La narrazione del libro, puntuale e documentata, ha un forte pregio: non si potrà più dire io non c’ero, io non condividevo, io non potevo. Fino alla fine, Lilliu ha tenuto duro. Umanamente non poteva smentire né sé, né la struttura che ha messo insieme e sostenuto per una vita. Fra le righe, se si vuol leggere, si capisce comunque il suo disagio e imbarazzo ben evidenziato da Paolo. A Lilliu comunque non si possono tuttavia disconoscere pregi. Ha molto contribuito a farci capire che una civiltà è tale anche quando non ha gli stessi requisiti di quelle esaltate. Peccato che anche lui ricorresse a graduatorie di civiltà, cosa priva di senso come alcuni antropologi sardi – Miali Pira in primis, o Cherchi o Bandinu – hanno evidenziato, mettendo in luce le caratteristiche e peculiarità di quella sarda, senza rivendicazioni di priorità o primati. Nessun archeologo ha saputo come Lilliu abbandonare il fattuale e concedersi a brani intensi e poetici, come quando descrive la stilizzazione di un antropomorfo che chiude le braccia nel volo verso gli inferi. Il problema vero sono quelli dopo di lui e con lui. Una piaga ancora non satura e purulenta. La forza del libro di Littarru è per me la sua scrittura discreta e critica pacata, a volte asettica e quindi credibile.

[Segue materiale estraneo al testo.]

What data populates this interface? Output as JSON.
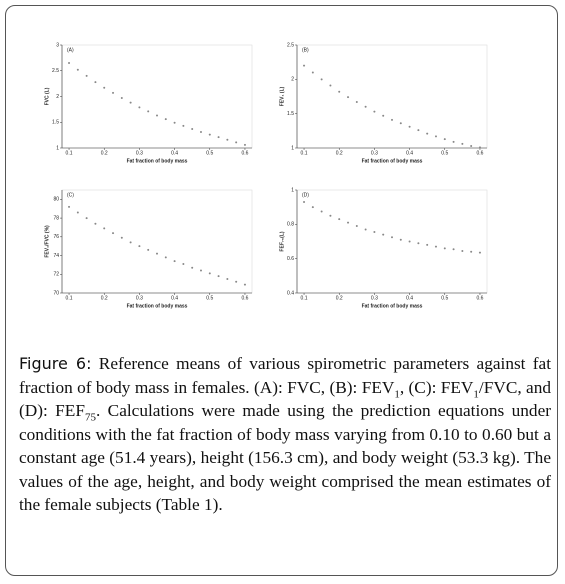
{
  "chart_data": [
    {
      "type": "scatter",
      "panel": "(A)",
      "ylabel": "FVC (L)",
      "xlabel": "Fat fraction of body mass",
      "color": "#888888",
      "x": [
        0.1,
        0.125,
        0.15,
        0.175,
        0.2,
        0.225,
        0.25,
        0.275,
        0.3,
        0.325,
        0.35,
        0.375,
        0.4,
        0.425,
        0.45,
        0.475,
        0.5,
        0.525,
        0.55,
        0.575,
        0.6
      ],
      "values": [
        2.65,
        2.52,
        2.4,
        2.28,
        2.17,
        2.07,
        1.97,
        1.88,
        1.79,
        1.71,
        1.63,
        1.56,
        1.49,
        1.43,
        1.37,
        1.31,
        1.26,
        1.21,
        1.16,
        1.11,
        1.06
      ],
      "xlim": [
        0.08,
        0.62
      ],
      "xticks": [
        0.1,
        0.2,
        0.3,
        0.4,
        0.5,
        0.6
      ],
      "ylim": [
        1.0,
        3.0
      ],
      "yticks": [
        1.0,
        1.5,
        2.0,
        2.5,
        3.0
      ]
    },
    {
      "type": "scatter",
      "panel": "(B)",
      "ylabel": "FEV₁ (L)",
      "xlabel": "Fat fraction of body mass",
      "color": "#888888",
      "x": [
        0.1,
        0.125,
        0.15,
        0.175,
        0.2,
        0.225,
        0.25,
        0.275,
        0.3,
        0.325,
        0.35,
        0.375,
        0.4,
        0.425,
        0.45,
        0.475,
        0.5,
        0.525,
        0.55,
        0.575,
        0.6
      ],
      "values": [
        2.2,
        2.1,
        2.0,
        1.91,
        1.82,
        1.74,
        1.67,
        1.6,
        1.53,
        1.47,
        1.41,
        1.36,
        1.31,
        1.26,
        1.21,
        1.17,
        1.13,
        1.09,
        1.06,
        1.03,
        1.01
      ],
      "xlim": [
        0.08,
        0.62
      ],
      "xticks": [
        0.1,
        0.2,
        0.3,
        0.4,
        0.5,
        0.6
      ],
      "ylim": [
        1.0,
        2.5
      ],
      "yticks": [
        1.0,
        1.5,
        2.0,
        2.5
      ]
    },
    {
      "type": "scatter",
      "panel": "(C)",
      "ylabel": "FEV₁/FVC (%)",
      "xlabel": "Fat fraction of body mass",
      "color": "#888888",
      "x": [
        0.1,
        0.125,
        0.15,
        0.175,
        0.2,
        0.225,
        0.25,
        0.275,
        0.3,
        0.325,
        0.35,
        0.375,
        0.4,
        0.425,
        0.45,
        0.475,
        0.5,
        0.525,
        0.55,
        0.575,
        0.6
      ],
      "values": [
        79.2,
        78.6,
        78.0,
        77.4,
        76.9,
        76.4,
        75.9,
        75.4,
        75.0,
        74.6,
        74.2,
        73.8,
        73.4,
        73.1,
        72.7,
        72.4,
        72.1,
        71.8,
        71.5,
        71.2,
        70.9
      ],
      "xlim": [
        0.08,
        0.62
      ],
      "xticks": [
        0.1,
        0.2,
        0.3,
        0.4,
        0.5,
        0.6
      ],
      "ylim": [
        70,
        81
      ],
      "yticks": [
        70,
        72,
        74,
        76,
        78,
        80
      ]
    },
    {
      "type": "scatter",
      "panel": "(D)",
      "ylabel": "FEF₇₅(L)",
      "xlabel": "Fat fraction of body mass",
      "color": "#888888",
      "x": [
        0.1,
        0.125,
        0.15,
        0.175,
        0.2,
        0.225,
        0.25,
        0.275,
        0.3,
        0.325,
        0.35,
        0.375,
        0.4,
        0.425,
        0.45,
        0.475,
        0.5,
        0.525,
        0.55,
        0.575,
        0.6
      ],
      "values": [
        0.93,
        0.9,
        0.875,
        0.85,
        0.83,
        0.81,
        0.79,
        0.77,
        0.755,
        0.74,
        0.725,
        0.71,
        0.7,
        0.69,
        0.68,
        0.67,
        0.66,
        0.655,
        0.645,
        0.64,
        0.635
      ],
      "xlim": [
        0.08,
        0.62
      ],
      "xticks": [
        0.1,
        0.2,
        0.3,
        0.4,
        0.5,
        0.6
      ],
      "ylim": [
        0.4,
        1.0
      ],
      "yticks": [
        0.4,
        0.6,
        0.8,
        1.0
      ]
    }
  ],
  "caption": {
    "label": "Figure 6:",
    "parts": [
      {
        "text": " Reference means of various spirometric parameters against fat fraction of body mass in females. (A): FVC, (B): FEV"
      },
      {
        "sub": "1"
      },
      {
        "text": ", (C): FEV"
      },
      {
        "sub": "1"
      },
      {
        "text": "/FVC, and (D): FEF"
      },
      {
        "sub": "75"
      },
      {
        "text": ". Calculations were made using the prediction equations under conditions with the fat fraction of body mass varying from 0.10 to 0.60 but a constant age (51.4 years), height (156.3 cm), and body weight (53.3 kg). The values of the age, height, and body weight comprised the mean estimates of the female subjects (Table 1)."
      }
    ]
  }
}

Il libro è un atto di sincera ammirazione verso il contadino che indica la luna e di dispiacere verso coloro che vedono solo il dito che la indica.

Mi auguro che il suo ottimismo sul cambio di paradigma sia concreto, non solo un auspicio. Ne ricaverebbe grande interesse l’intera Isola, non solo l’archeologia, bensì la stessa cultura sarda.